Best Params: {'max_depth': None, 'min_samples_split': 4}
Best Accuracy: 0.6052932867473401


QUES10. Imagine you’re working as a data scientist for a healthcare company that wants to predict whether a patient has a certain disease. You have a large dataset with mixed data types and some missing values. Explain the step-by-step process.

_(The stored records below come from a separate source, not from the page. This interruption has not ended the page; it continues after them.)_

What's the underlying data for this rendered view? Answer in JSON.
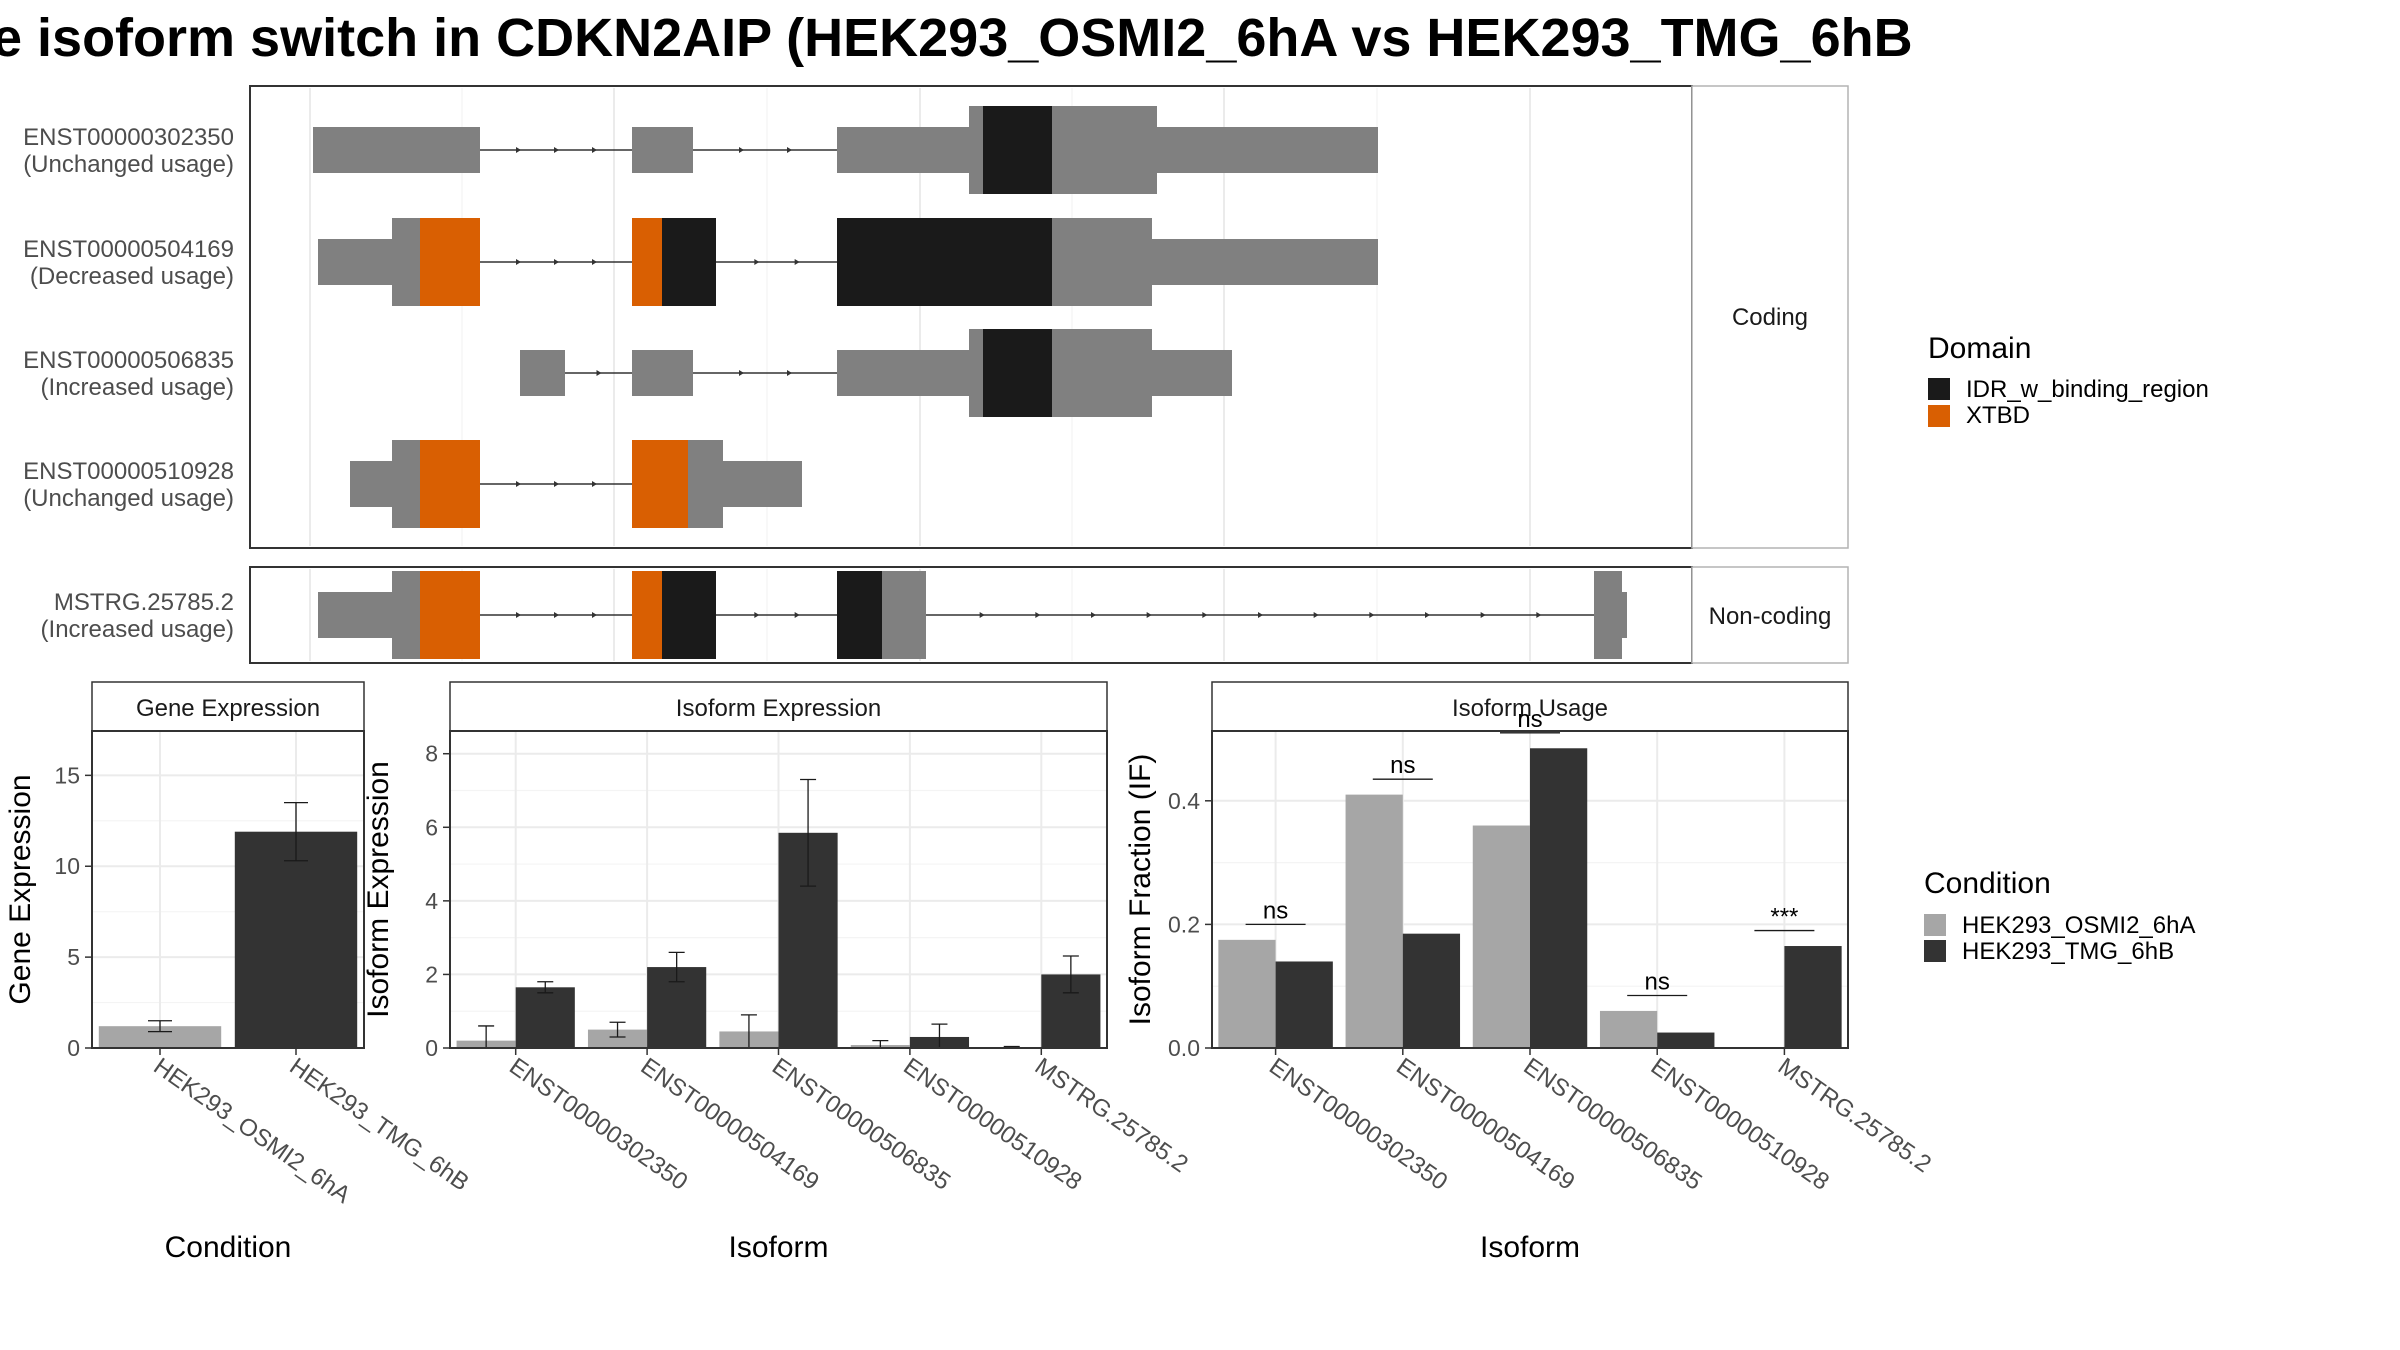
{
  "title": "e isoform switch in CDKN2AIP (HEK293_OSMI2_6hA vs HEK293_TMG_6hB",
  "structure": {
    "coding_label": "Coding",
    "noncoding_label": "Non-coding",
    "domain_legend": {
      "title": "Domain",
      "items": [
        {
          "label": "IDR_w_binding_region",
          "color": "#1a1a1a"
        },
        {
          "label": "XTBD",
          "color": "#d95f02"
        }
      ]
    },
    "colors": {
      "exon": "#808080",
      "idr": "#1a1a1a",
      "xtbd": "#d95f02"
    },
    "isoforms": [
      {
        "id": "ENST00000302350",
        "usage": "(Unchanged usage)",
        "group": "coding"
      },
      {
        "id": "ENST00000504169",
        "usage": "(Decreased usage)",
        "group": "coding"
      },
      {
        "id": "ENST00000506835",
        "usage": "(Increased usage)",
        "group": "coding"
      },
      {
        "id": "ENST00000510928",
        "usage": "(Unchanged usage)",
        "group": "coding"
      },
      {
        "id": "MSTRG.25785.2",
        "usage": "(Increased usage)",
        "group": "noncoding"
      }
    ]
  },
  "condition_legend": {
    "title": "Condition",
    "items": [
      {
        "label": "HEK293_OSMI2_6hA",
        "color": "#a6a6a6"
      },
      {
        "label": "HEK293_TMG_6hB",
        "color": "#333333"
      }
    ]
  },
  "chart_data": [
    {
      "type": "bar",
      "strip": "Gene Expression",
      "xlabel": "Condition",
      "ylabel": "Gene Expression",
      "ylim": [
        0,
        17
      ],
      "yticks": [
        0,
        5,
        10,
        15
      ],
      "categories": [
        "HEK293_OSMI2_6hA",
        "HEK293_TMG_6hB"
      ],
      "values": [
        1.2,
        11.9
      ],
      "error_low": [
        0.9,
        10.3
      ],
      "error_high": [
        1.5,
        13.5
      ]
    },
    {
      "type": "bar",
      "strip": "Isoform Expression",
      "xlabel": "Isoform",
      "ylabel": "Isoform Expression",
      "ylim": [
        0,
        8.4
      ],
      "yticks": [
        0,
        2,
        4,
        6,
        8
      ],
      "categories": [
        "ENST00000302350",
        "ENST00000504169",
        "ENST00000506835",
        "ENST00000510928",
        "MSTRG.25785.2"
      ],
      "series": [
        {
          "name": "HEK293_OSMI2_6hA",
          "values": [
            0.2,
            0.5,
            0.45,
            0.08,
            0.02
          ],
          "error_low": [
            0.0,
            0.3,
            0.0,
            0.0,
            0.0
          ],
          "error_high": [
            0.6,
            0.7,
            0.9,
            0.2,
            0.04
          ]
        },
        {
          "name": "HEK293_TMG_6hB",
          "values": [
            1.65,
            2.2,
            5.85,
            0.3,
            2.0
          ],
          "error_low": [
            1.5,
            1.8,
            4.4,
            0.0,
            1.5
          ],
          "error_high": [
            1.8,
            2.6,
            7.3,
            0.65,
            2.5
          ]
        }
      ]
    },
    {
      "type": "bar",
      "strip": "Isoform Usage",
      "xlabel": "Isoform",
      "ylabel": "Isoform Fraction (IF)",
      "ylim": [
        0,
        0.5
      ],
      "yticks": [
        0.0,
        0.2,
        0.4
      ],
      "ytick_labels": [
        "0.0",
        "0.2",
        "0.4"
      ],
      "categories": [
        "ENST00000302350",
        "ENST00000504169",
        "ENST00000506835",
        "ENST00000510928",
        "MSTRG.25785.2"
      ],
      "series": [
        {
          "name": "HEK293_OSMI2_6hA",
          "values": [
            0.175,
            0.41,
            0.36,
            0.06,
            0.0
          ]
        },
        {
          "name": "HEK293_TMG_6hB",
          "values": [
            0.14,
            0.185,
            0.485,
            0.025,
            0.165
          ]
        }
      ],
      "significance": [
        "ns",
        "ns",
        "ns",
        "ns",
        "***"
      ],
      "sig_y": [
        0.2,
        0.435,
        0.51,
        0.085,
        0.19
      ]
    }
  ]
}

- Step 1: Handle missing values → For numerical data, fill with average/median. For categorical data, fill with most frequent value.  
- Step 2: Encode categorical features → Convert text into numbers using One-Hot Encoding or Label Encoding.  
- Step 3: Train Decision Tree → Use the cleaned data to train a decision tree model.  
- Step 4: Tune hyperparameters → Use GridSearchCV to try different max_depth, min_samples_split, etc., and select the best model.  
- Step 5: Evaluate performance → Check accuracy, precision, recall, and confusion matrix on the test set.  

Business value: This model can help doctors predict diseases quickly and accurately, reduce human error, save costs, and provide better healthcare services to patients.